Elizabeth line reaches 125 million journey mark with half of all Londoners having used it

Passengers on the Elizabeth line  (Suzan Moore/PA)
Passengers on the Elizabeth line (Suzan Moore/PA)

More than 125 million journeys have been taken on the Elizabeth line in the 10 months since it opened under central London, it has been revealed.

This includes a daily record of almost 650,000 trips on Tuesday, March 21, surpassing the 642,000 passengers who relied upon the line on March 15, when the London Underground was shut by an Aslef and RMT Tube strike.

Last Saturday, March 25, also saw record numbers for the weekend – more than half a million journeys, Transport for London commissioner Andy Lord told the TfL board on Wednesday.

Mr Lord also confirmed an Evening Standard story that the Elizabeth line, which opened on May 24 last year, now accounted for one in six of all rail journeys made in the UK.

The popularity of the Elizabeth line is such that some rush-hour trains in central London are already at Tube levels of crowding, with passengers having little chance of finding a seat on the 200m-long trains.

Passengers have been warned that the central section of the line – between Paddington and Abbey Wood – will be closed over the Easter bank holiday weekend.

There will be no services between Friday, April 7 and Monday, April 10 to allow an upgrade of the software used to enable the £1bn fleet of trains to communicate with the three signalling systems along the line.

There will be a reduced service between Maidenhead and Paddington over the Easter weekend. Trains from Reading and Heathrow will terminate at Paddington, and vice versa.

Trains on the eastern branch to Shenfield will depart or terminate at Liverpool Street mainline station, not the subterranean Elizabeth line station.

The final stage in the opening of the £20bn line is on schedule to happen on May 21, when trains will start to run direct between Shenfield and Heathrow.

This will be accompanied by an increase in the peak hour frequency in the central section from 22 to 24 trains per hour.

The “dwell” of up to seven minutes as eastbound trains wait to get into Paddington will be removed.

“Everything is on track with the service uplift in May,” Mr Lord said.

He said the biggest current challenge to the line was the lack of reliability on its western section between Paddington and Reading, where it uses Network Rail tracks.

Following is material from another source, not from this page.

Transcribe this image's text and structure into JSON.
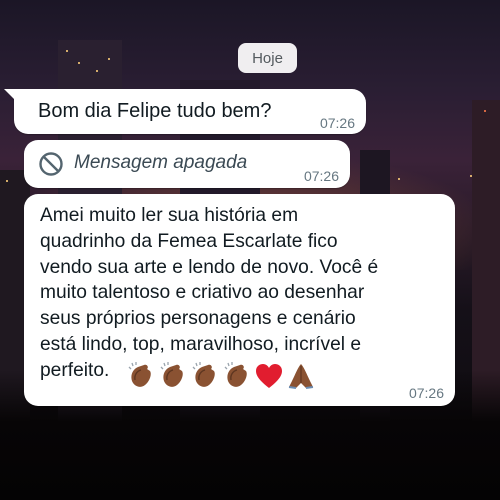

Services were badly disrupted on Wednesday due to a trackside fire at Maidenhead that damaged signalling equipment.

A recent YouGov poll suggested that almost half of all Londoners had used the Elizabeth line since it opened.

Mr Lord said Transport Secretary Mark Harper had made his first journey on the Elizabeth line, when he used it on February 2 to travel to Heathrow airport.